Solar energy has the potential to totally destroy our reliance on fossil fuels, so why aren’t we all running on power from the sun? Solar panels aren’t as bulky and obnoxious as they once were, but they’re still not exactly small. You can stick some on a roof without issue, but its jet black appearance remains off-putting. That could all change thanks to a new breakthrough in solar technology resulting in completely transparent solar material that could turn your windows into power-generating panels.

This incredible new material was developed by researchers at Michigan State University, led by associate professor Richard Lunt, and it could dramatically change the way we think of solar energy, and could even be used on devices like smartphones to provide a constant flow of power whenever the sun is shining.

The see-through solar material is made possible thanks to molecules developed by the MSU researchers which absorb invisible wavelengths of light, allowing visible light to pass through while still generating power via near-infrared and ultraviolet.

“Highly transparent solar cells represent the wave of the future for new solar applications,” Lunt explains. “We analyzed their potential and show that by harvesting only invisible light, these devices can provide a similar electricity-generation potential as rooftop solar while providing additional functionality to enhance the efficiency of buildings, automobiles and mobile electronics.”

The potential applications for see-through solar material are staggering to think about.

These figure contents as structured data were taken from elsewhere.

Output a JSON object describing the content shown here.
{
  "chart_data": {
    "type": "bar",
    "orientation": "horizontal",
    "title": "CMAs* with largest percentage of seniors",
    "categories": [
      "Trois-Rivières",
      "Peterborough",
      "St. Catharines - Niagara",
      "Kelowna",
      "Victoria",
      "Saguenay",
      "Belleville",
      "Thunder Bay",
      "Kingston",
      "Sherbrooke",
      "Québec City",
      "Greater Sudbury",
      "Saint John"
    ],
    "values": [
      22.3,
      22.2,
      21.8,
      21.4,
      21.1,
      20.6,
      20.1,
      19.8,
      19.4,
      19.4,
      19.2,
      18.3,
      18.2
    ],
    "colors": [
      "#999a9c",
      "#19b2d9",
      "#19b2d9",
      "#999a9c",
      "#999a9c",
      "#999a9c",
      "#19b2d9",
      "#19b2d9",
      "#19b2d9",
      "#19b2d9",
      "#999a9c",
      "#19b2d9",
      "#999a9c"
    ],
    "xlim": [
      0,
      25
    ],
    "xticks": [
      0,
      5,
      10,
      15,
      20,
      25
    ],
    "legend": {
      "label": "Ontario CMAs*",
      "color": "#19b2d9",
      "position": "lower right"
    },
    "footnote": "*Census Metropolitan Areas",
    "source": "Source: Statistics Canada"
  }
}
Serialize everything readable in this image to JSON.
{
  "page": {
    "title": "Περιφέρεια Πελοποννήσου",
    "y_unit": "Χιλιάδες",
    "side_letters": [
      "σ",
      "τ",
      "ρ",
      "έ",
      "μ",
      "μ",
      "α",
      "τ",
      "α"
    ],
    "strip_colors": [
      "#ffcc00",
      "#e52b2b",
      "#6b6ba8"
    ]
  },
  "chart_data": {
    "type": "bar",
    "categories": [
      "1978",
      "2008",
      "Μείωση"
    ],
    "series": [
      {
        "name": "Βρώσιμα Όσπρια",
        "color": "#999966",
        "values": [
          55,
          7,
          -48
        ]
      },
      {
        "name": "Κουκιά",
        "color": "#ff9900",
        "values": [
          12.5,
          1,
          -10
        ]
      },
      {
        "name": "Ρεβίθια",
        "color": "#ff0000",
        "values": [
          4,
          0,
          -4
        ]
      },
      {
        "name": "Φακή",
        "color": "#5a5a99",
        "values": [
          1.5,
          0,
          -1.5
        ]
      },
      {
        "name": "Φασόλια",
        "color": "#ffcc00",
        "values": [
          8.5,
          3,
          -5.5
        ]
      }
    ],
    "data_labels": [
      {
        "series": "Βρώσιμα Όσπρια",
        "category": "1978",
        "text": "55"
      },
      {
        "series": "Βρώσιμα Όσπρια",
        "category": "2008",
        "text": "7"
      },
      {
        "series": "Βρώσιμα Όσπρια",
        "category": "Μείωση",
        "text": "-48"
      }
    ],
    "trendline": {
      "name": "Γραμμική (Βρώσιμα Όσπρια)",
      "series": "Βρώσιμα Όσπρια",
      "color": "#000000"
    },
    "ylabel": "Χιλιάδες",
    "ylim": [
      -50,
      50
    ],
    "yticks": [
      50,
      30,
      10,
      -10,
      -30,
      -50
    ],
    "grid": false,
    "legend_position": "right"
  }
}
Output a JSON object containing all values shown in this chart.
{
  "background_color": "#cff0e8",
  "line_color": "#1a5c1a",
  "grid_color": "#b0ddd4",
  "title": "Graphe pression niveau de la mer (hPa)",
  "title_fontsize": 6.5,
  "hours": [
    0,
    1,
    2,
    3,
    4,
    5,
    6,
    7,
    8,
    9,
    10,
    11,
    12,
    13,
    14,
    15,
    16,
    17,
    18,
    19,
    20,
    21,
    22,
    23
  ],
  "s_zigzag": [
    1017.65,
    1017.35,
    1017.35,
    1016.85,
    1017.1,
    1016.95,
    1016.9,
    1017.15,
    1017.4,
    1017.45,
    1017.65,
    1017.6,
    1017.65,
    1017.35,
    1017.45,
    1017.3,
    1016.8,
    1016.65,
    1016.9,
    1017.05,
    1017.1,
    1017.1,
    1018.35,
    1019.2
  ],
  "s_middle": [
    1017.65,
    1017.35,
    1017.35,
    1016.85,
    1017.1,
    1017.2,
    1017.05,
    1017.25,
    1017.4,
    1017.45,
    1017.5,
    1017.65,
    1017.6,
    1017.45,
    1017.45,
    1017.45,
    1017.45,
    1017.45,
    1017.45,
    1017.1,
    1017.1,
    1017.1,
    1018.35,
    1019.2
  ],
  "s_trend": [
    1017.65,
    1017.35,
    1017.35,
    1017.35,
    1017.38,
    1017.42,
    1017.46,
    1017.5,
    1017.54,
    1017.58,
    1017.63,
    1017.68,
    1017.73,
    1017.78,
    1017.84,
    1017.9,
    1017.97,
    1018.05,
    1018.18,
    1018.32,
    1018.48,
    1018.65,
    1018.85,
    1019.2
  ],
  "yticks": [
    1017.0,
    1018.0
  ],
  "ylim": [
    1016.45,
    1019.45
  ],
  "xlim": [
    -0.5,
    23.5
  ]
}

Electric cars with transparent panels on their windows and roofs, mobile gadgets, and even airplanes could potentially utilize this technology to generate power passively without even being noticed. Lunt and his team estimate there is as much as 7 billion square meters of glass surface in the United States alone, and if they can capture even a fraction of the sunlight passing through it, it would go a long way to reducing fossil fuel consumption.

There is still plenty of work to be done, however, before this technology is ready for the mainstream. The researchers say the transparent material is only generating about one-third of the energy it potentially could, and it’s important to maximize its power before it becomes a viable power solution.